2008年12月5日金曜日

ジュリーの還暦・新作アルバム


還暦を迎えた「ジュリー」こと沢田研二の新作アルバム「ロックン・ロール・マーチ」を買った日、わが家に20代の女性が営業に来てカミサンと話をしていた。こちらはすぐにも歌を聴きたいから、CDの封を切ってラジカセにセットしながら女性に聞いた。「沢田研二、知ってる?」「えっ、知りませんが」。こりゃダメだ。60歳と20代では話がかみ合わない。

20代の女性が聴く音楽って、なに? というより、20代の心をつかむ同世代の、同時代の音楽は、私には分からない。が、当然あるだろう。私が10、20代のときは、数あるグループサウンズのなかでも「タイガース」、そのなかでもジュリーだった。
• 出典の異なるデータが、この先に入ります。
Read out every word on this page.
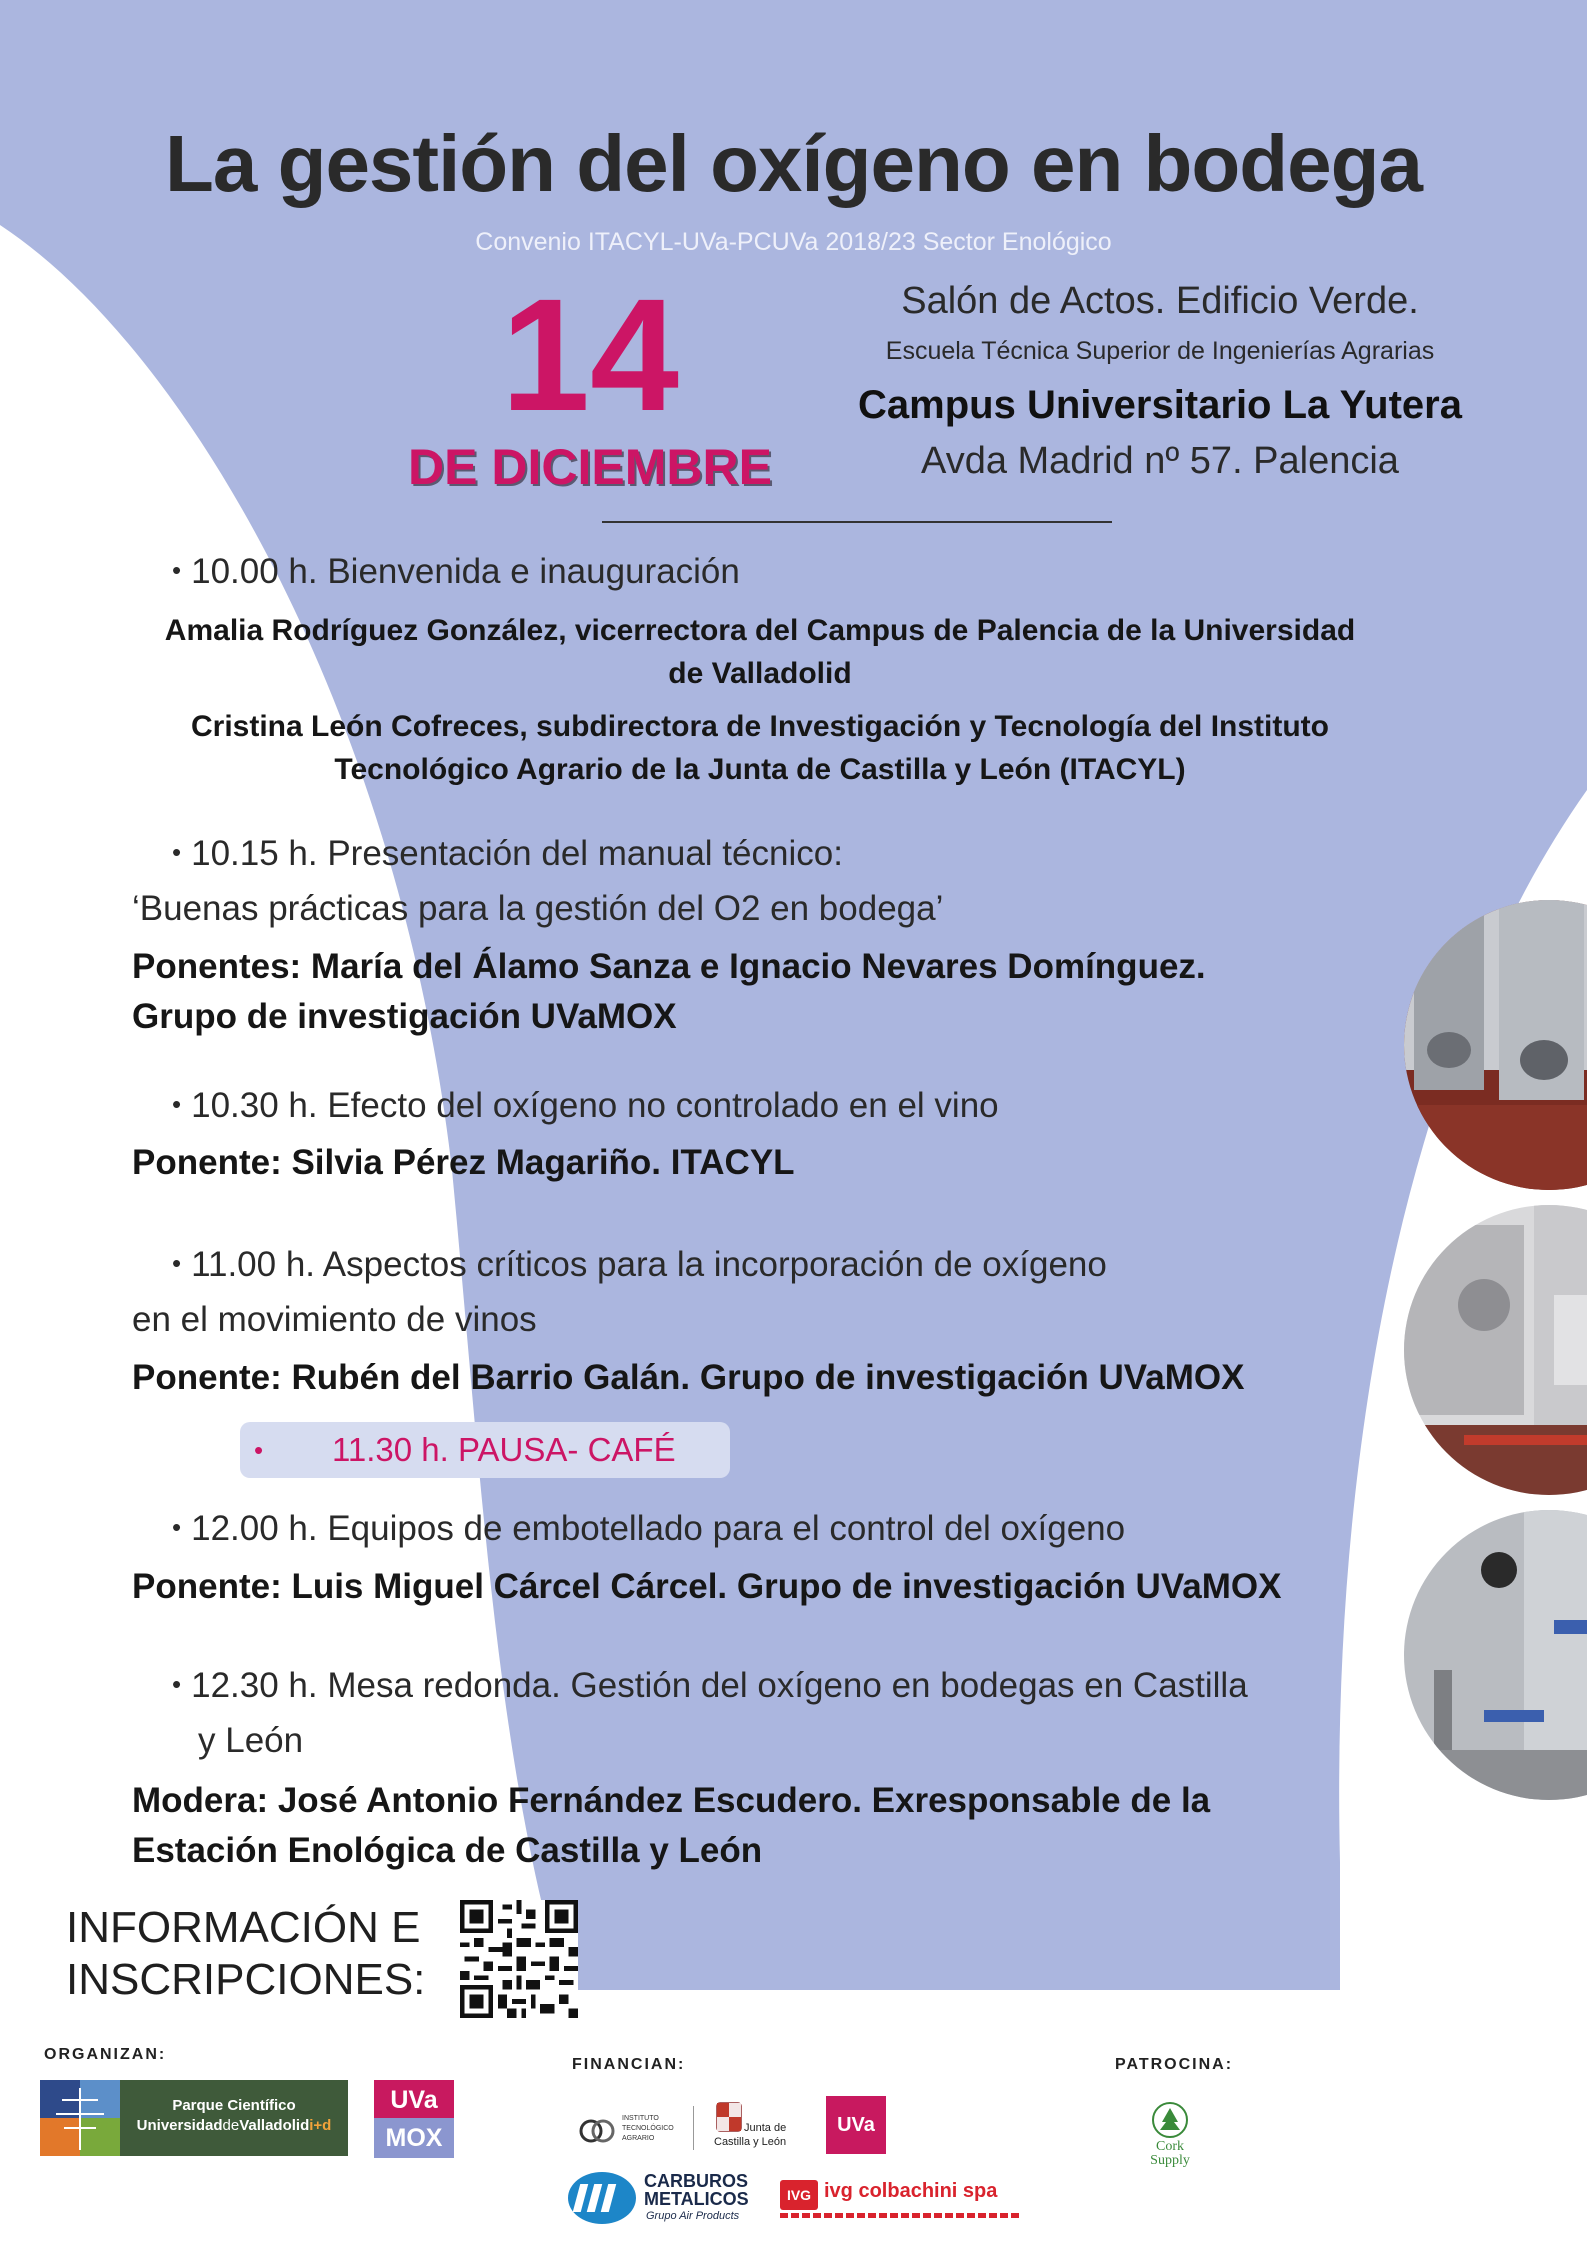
La gestión del oxígeno en bodega
Convenio ITACYL-UVa-PCUVa 2018/23 Sector Enológico
14
DE DICIEMBRE
Salón de Actos. Edificio Verde.
Escuela Técnica Superior de Ingenierías Agrarias
Campus Universitario La Yutera
Avda Madrid nº 57. Palencia
• 10.00 h. Bienvenida e inauguración
Amalia Rodríguez González, vicerrectora del Campus de Palencia de la Universidad
de Valladolid
Cristina León Cofreces, subdirectora de Investigación y Tecnología del Instituto
Tecnológico Agrario de la Junta de Castilla y León (ITACYL)
• 10.15 h. Presentación del manual técnico:
‘Buenas prácticas para la gestión del O2 en bodega’
Ponentes: María del Álamo Sanza e Ignacio Nevares Domínguez.
Grupo de investigación UVaMOX
• 10.30 h. Efecto del oxígeno no controlado en el vino
Ponente: Silvia Pérez Magariño. ITACYL
• 11.00 h. Aspectos críticos para la incorporación de oxígeno
en el movimiento de vinos
Ponente: Rubén del Barrio Galán. Grupo de investigación UVaMOX
• 11.30 h. PAUSA- CAFÉ
• 12.00 h. Equipos de embotellado para el control del oxígeno
Ponente: Luis Miguel Cárcel Cárcel. Grupo de investigación UVaMOX
• 12.30 h. Mesa redonda. Gestión del oxígeno en bodegas en Castilla
y León
Modera: José Antonio Fernández Escudero. Exresponsable de la
Estación Enológica de Castilla y León
INFORMACIÓN E
INSCRIPCIONES:
ORGANIZAN:
FINANCIAN:	PATROCINA:
Parque Científico
UniversidaddeValladolidi+d
UVa
MOX
INSTITUTO
TECNOLÓGICO
AGRARIO
Junta de
Castilla y León
UVa
CARBUROS
METALICOS
Grupo Air Products
IVG ivg colbachini spa
Cork
Supply
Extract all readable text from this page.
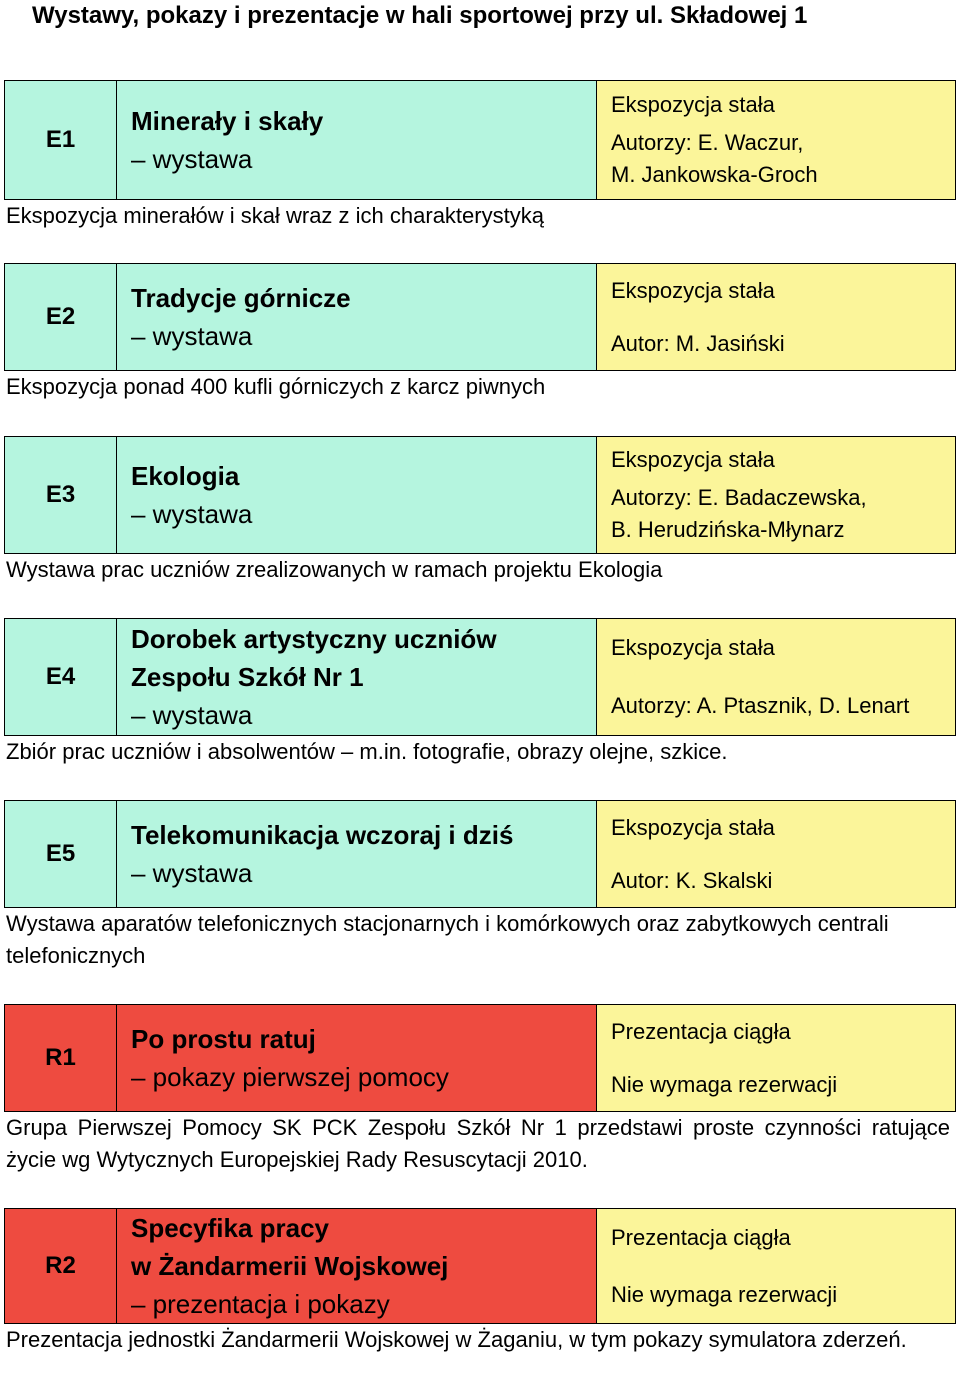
Wystawy, pokazy i prezentacje w hali sportowej przy ul. Składowej 1
E1
Minerały i skały
– wystawa
Ekspozycja stała
Autorzy: E. Waczur,
M. Jankowska-Groch
Ekspozycja minerałów i skał wraz z ich charakterystyką
E2
Tradycje górnicze
– wystawa
Ekspozycja stała
Autor: M. Jasiński
Ekspozycja ponad 400 kufli górniczych z karcz piwnych
E3
Ekologia
– wystawa
Ekspozycja stała
Autorzy: E. Badaczewska,
B. Herudzińska-Młynarz
Wystawa prac uczniów zrealizowanych w ramach projektu Ekologia
E4
Dorobek artystyczny uczniów
Zespołu Szkół Nr 1
– wystawa
Ekspozycja stała
Autorzy: A. Ptasznik, D. Lenart
Zbiór prac uczniów i absolwentów – m.in. fotografie, obrazy olejne, szkice.
E5
Telekomunikacja wczoraj i dziś
– wystawa
Ekspozycja stała
Autor: K. Skalski
Wystawa aparatów telefonicznych stacjonarnych i komórkowych oraz zabytkowych centrali telefonicznych
R1
Po prostu ratuj
– pokazy pierwszej pomocy
Prezentacja ciągła
Nie wymaga rezerwacji
Grupa Pierwszej Pomocy SK PCK Zespołu Szkół Nr 1 przedstawi proste czynności ratujące życie wg Wytycznych Europejskiej Rady Resuscytacji 2010.
R2
Specyfika pracy
w Żandarmerii Wojskowej
– prezentacja i pokazy
Prezentacja ciągła
Nie wymaga rezerwacji
Prezentacja jednostki Żandarmerii Wojskowej w Żaganiu, w tym pokazy symulatora zderzeń.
同年齢だから、だけではない。声と顔にほれたのだ。「かっこいい」というやつだ。やがてソロになって、デビッド・ボウイよろしくあやかしの世界にたゆたっても、なにか心引かれるものがあった。ジュリーはジュリーのまま。そして、ファンであるこちらもあまり進化せずに年を重ねた。

秋口、全国紙の「ひと」欄に彼が登場した。新作アルバムのなかに、憲法9条賛歌がある。「わが窮状」。「60歳になったら、言いたいことをコソッと言うのもいいかな」という言葉に打たれた。それでCDを買い、車の中で聴いている。

新作アルバム中の「ロンググッドバイ」は、メンバーから離れた1人の友をうたった「極私的作品」だ。岸部一徳とジュリーが作詞し、森本太郎が作曲した。曲の雰囲気が故河島英五のいくつかの歌と共通している。涙ぐみながら歌っているようにも感じられた。

そうこうしているうちに、きのう(12月4日)朝のテレビで、ジュリーが12月3日、東京ドームで還暦記念コンサート「人間60年・ジュリー祭り」を敢行したことを知った。コンビニへスポーツ紙を買いに行って、コンサートの様子を確かめた=写真、CDは新作アルバム

なんというエネルギーだろう。昼と夜と、少しの休憩をはさんで6時間半にわたって計80曲を歌ったという(ま、私もそのくらいの時間は街で飲み続けることがあるが)。記事に「40歳の時は60歳をジジイと思ってました。でも、そうではないんですね」というくだりがある。私も11月に還暦を迎えて、同じ感慨を抱いた。3割引きというのは言いすぎだから2割引き、48歳くらいの気持ちのままだろうか、と。

同じ還暦コンサートの記事にこうあった。「ジュリーが泣いた。26曲目の『いくつかの場面』。(中略)歌詞と同様に抱きしめるポーズをすると涙があふれた。故河島英五さんの作詞、作曲で75年発売の曲」。自分の人生を振り返るとき、河島英五の歌があるのだ。

きのう、たまたま社会保険事務所へ行って年金を受け取る手続きをした。なにか新しい道に踏み込んだ気がした。「さあ、おれもコソッとなにかやるか」。ジュリーの「わが窮状」と還暦コンサートに後押しされて、カラ元気がわいてきた。